Bekerja adalah salah cara manusia mencari nafkah bagi hidup diri dan keluarga melalui pelbagai pemberian Allah Swt. Menganggur akan menun­jukkan kelemahan dan kefakiran, jatuhnya marwah sebagai umat Islam yang sentiasa menganjurkan penganut­nya berdikari dan berusaha.

Walaupun Allah menyatakan Dialah pemberi rezeki yang Agung, bahkan setiap umat manusia dalam dunia ini akan ada rezekinya tersendiri, namun menganggur dan meminta-minta bukanlah perbuatan yang dianjurkan dalam Islam. “Dan tiada satu hewan melata pun di bumi melainkan Allah-lah yang memberi rezekinya. Allah menge­ta­hui tempat berdiam binatang itu dan tempat penyimpanannya”. Semua tertulis dalam kitab yang nyata (Luf Mahfuzd, Surah Hud:6.
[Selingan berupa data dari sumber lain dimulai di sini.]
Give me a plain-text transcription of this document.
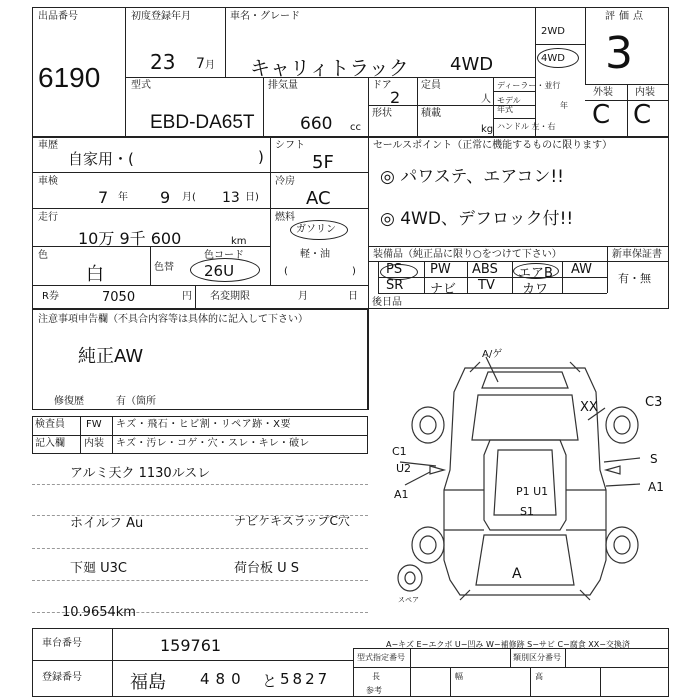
出品番号
6190
初度登録年月
23 7 月
車名・グレード
キャリィトラック 4WD
2WD
4WD
評価点
3
外装 内装
C C
型式
EBD-DA65T
排気量
660 cc
ドア
2
定員
人
形状	積載
kg
ディーラー・並行
モデル年式	年
ハンドル 左・右
車歴
自家用・(	)
シフト
5F
車検
7 年 9 月( 13 日)
冷房
AC
走行
10万 9千 600	km
燃料
ガソリン
軽・油
(	)
色
白	色替
色コード
26U
R券	7050	円 名変期限	月	日
セールスポイント（正常に機能するものに限ります）
◎ パワステ、エアコン!!
◎ 4WD、デフロック付!!
装備品（純正品に限り○をつけて下さい）	新車保証書
有・無
PS PW ABS エアB AW
SR ナビ TV カワ
後日品
注意事項申告欄（不具合内容等は具体的に記入して下さい）
純正AW
修復歴	有（箇所
検査員
記入欄
FW キズ・飛石・ヒビ割・リペア跡・X要
内装 キズ・汚レ・コゲ・穴・スレ・キレ・破レ
アルミ天ク 1130ルスレ
ホイルフ Au	ナビケキスラップC穴
下廻 U3C	荷台板 U S
10.9654km
車台番号	159761
登録番号	福島 480 と 5827
A−キズ E−エクボ U−凹み W−補修跡 S−サビ C−腐食 XX−交換済
型式指定番号	類別区分番号
長
参考
幅	高
A/ゲ
XX	C3
C1
U2
A1
S
A1
P1 U1
S1
A
スペア
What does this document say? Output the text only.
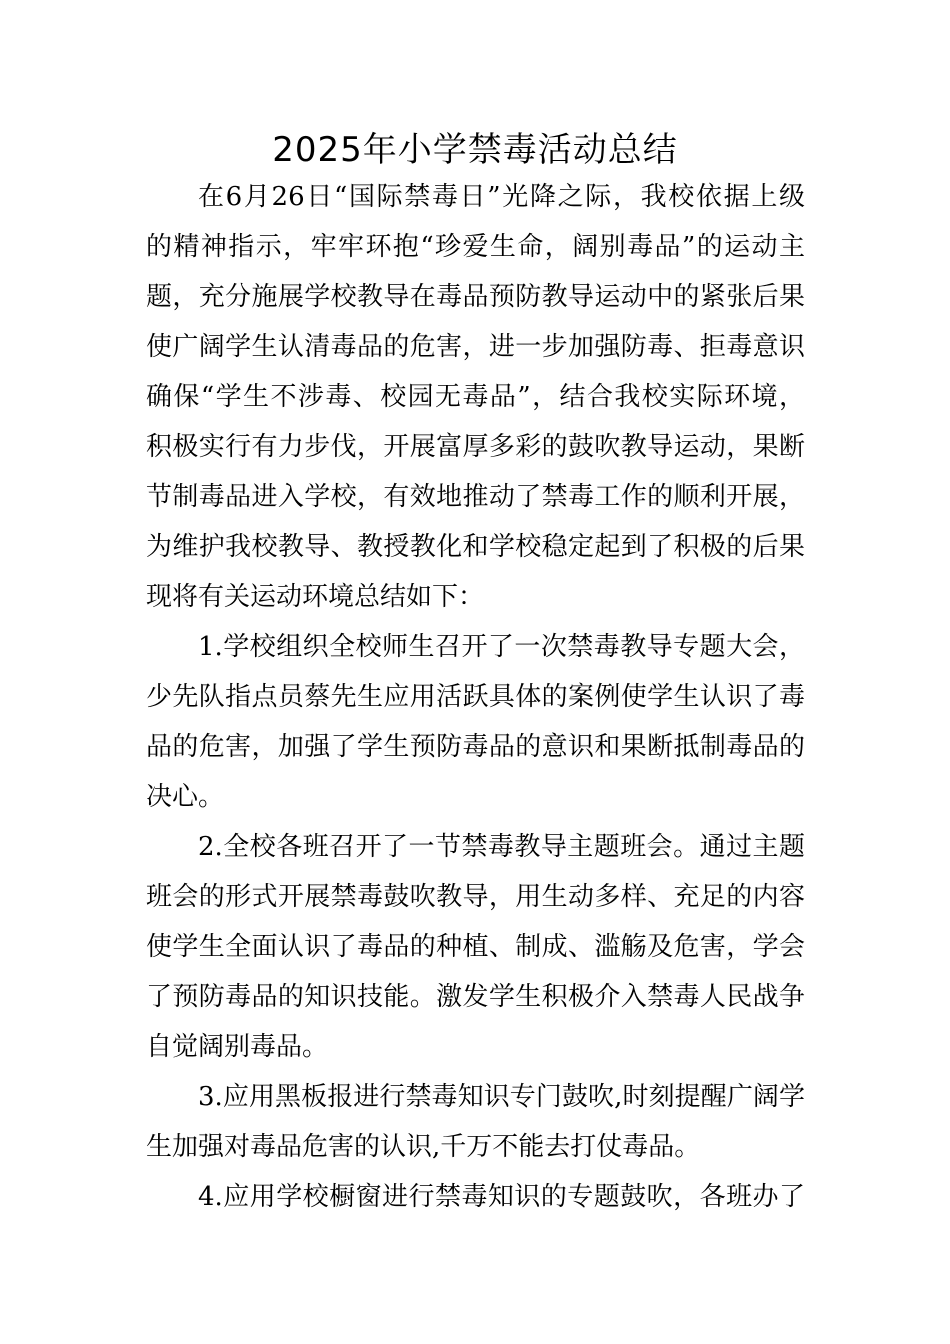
2025年小学禁毒活动总结
在6月26日“国际禁毒日”光降之际，我校依据上级
的精神指示，牢牢环抱“珍爱生命，阔别毒品”的运动主
题，充分施展学校教导在毒品预防教导运动中的紧张后果
使广阔学生认清毒品的危害，进一步加强防毒、拒毒意识
确保“学生不涉毒、校园无毒品”，结合我校实际环境，
积极实行有力步伐，开展富厚多彩的鼓吹教导运动，果断
节制毒品进入学校，有效地推动了禁毒工作的顺利开展，
为维护我校教导、教授教化和学校稳定起到了积极的后果
现将有关运动环境总结如下：
1.学校组织全校师生召开了一次禁毒教导专题大会，
少先队指点员蔡先生应用活跃具体的案例使学生认识了毒
品的危害，加强了学生预防毒品的意识和果断抵制毒品的
决心。
2.全校各班召开了一节禁毒教导主题班会。通过主题
班会的形式开展禁毒鼓吹教导，用生动多样、充足的内容
使学生全面认识了毒品的种植、制成、滥觞及危害，学会
了预防毒品的知识技能。激发学生积极介入禁毒人民战争
自觉阔别毒品。
3.应用黑板报进行禁毒知识专门鼓吹,时刻提醒广阔学
生加强对毒品危害的认识,千万不能去打仗毒品。
4.应用学校橱窗进行禁毒知识的专题鼓吹，各班办了
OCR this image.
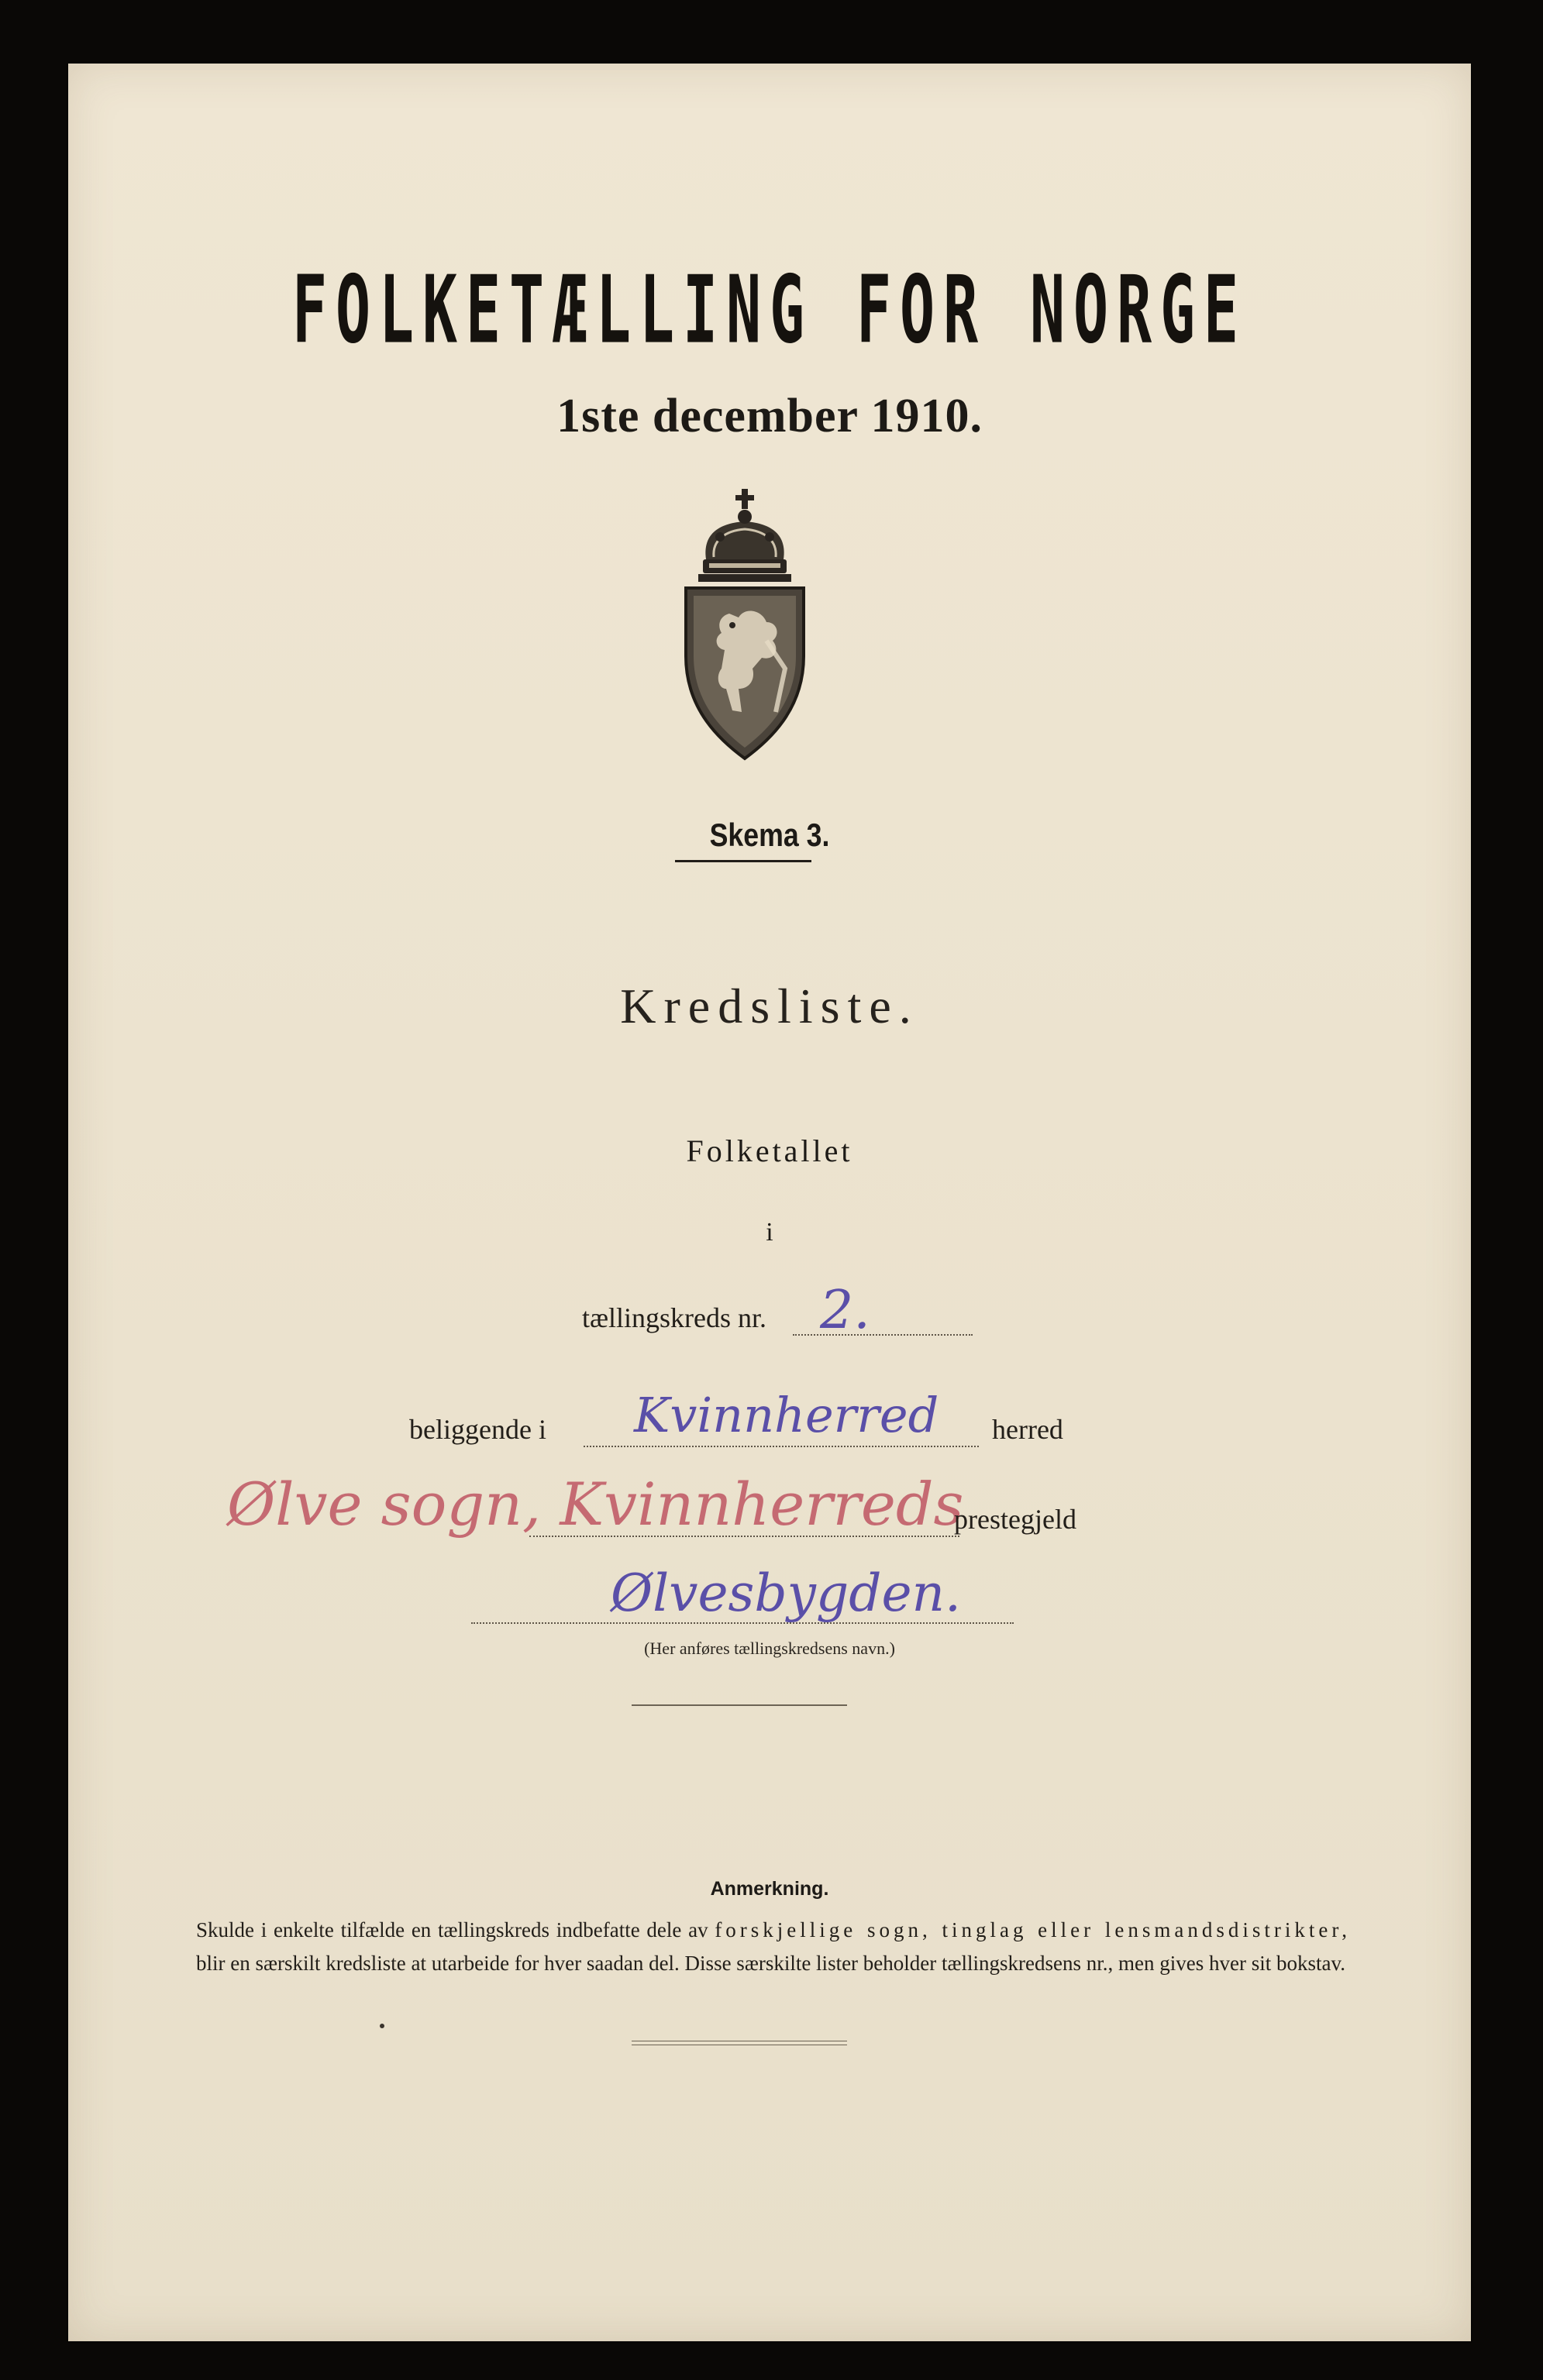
FOLKETÆLLING FOR NORGE
1ste december 1910.
Skema 3.
Kredsliste.
Folketallet
i
tællingskreds nr. 2.
beliggende i Kvinnherred herred
Ølve sogn, Kvinnherreds
prestegjeld
Ølvesbygden.
(Her anføres tællingskredsens navn.)
Anmerkning.
Skulde i enkelte tilfælde en tællingskreds indbefatte dele av forskjellige sogn, tinglag eller lensmandsdistrikter, blir en særskilt kredsliste at utarbeide for hver saadan del. Disse særskilte lister beholder tællingskredsens nr., men gives hver sit bokstav.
“Dari Miqdan Ra dari Nabi Muhammad Saw, bersabda: Tidaklah seseorang makan lebih baik dari hasil usahanya sendiri. Sesungguhnya Nabi Daud As, makan dari hasil usahanya sendiri.” (HR Bukhari).

“Rasulullah saw pernah ditanya, Pekerjaan apakah yang paling baik? Beliau menjawab, pekerjaan terbaik adalah usaha seseorang dengan ta­ngan­nya sendiri dan semua perjual­belian yang dianggap baik,” (HR Ahmad dan Baihaqi).

Bekerja dalam Islam akan menda­patkan pahala, kenapa? Jawabannya sederhana, karena bekerja dalam konsep Islam merupakan kewajiban atau fardhu. Dalam kaidah fiqh, orang yang menjalankan kewajiban akan mendapatkan pahala, sedangkan mereka yang meninggalkannya akan terkena sanksi dosa. Tentang kewajiban bekerja, Rasulullah bersabda, Mencari rezeki yang halal itu wajib sesudah menunaikan yang fardhu (seperti shalat, puasa dan sebagainya), (HR ath-Thabrani dan al-Baihaqi). Wallahualam bissawab.

Penulis Pemerhati Masalah Sosial, Hukum dan Agama.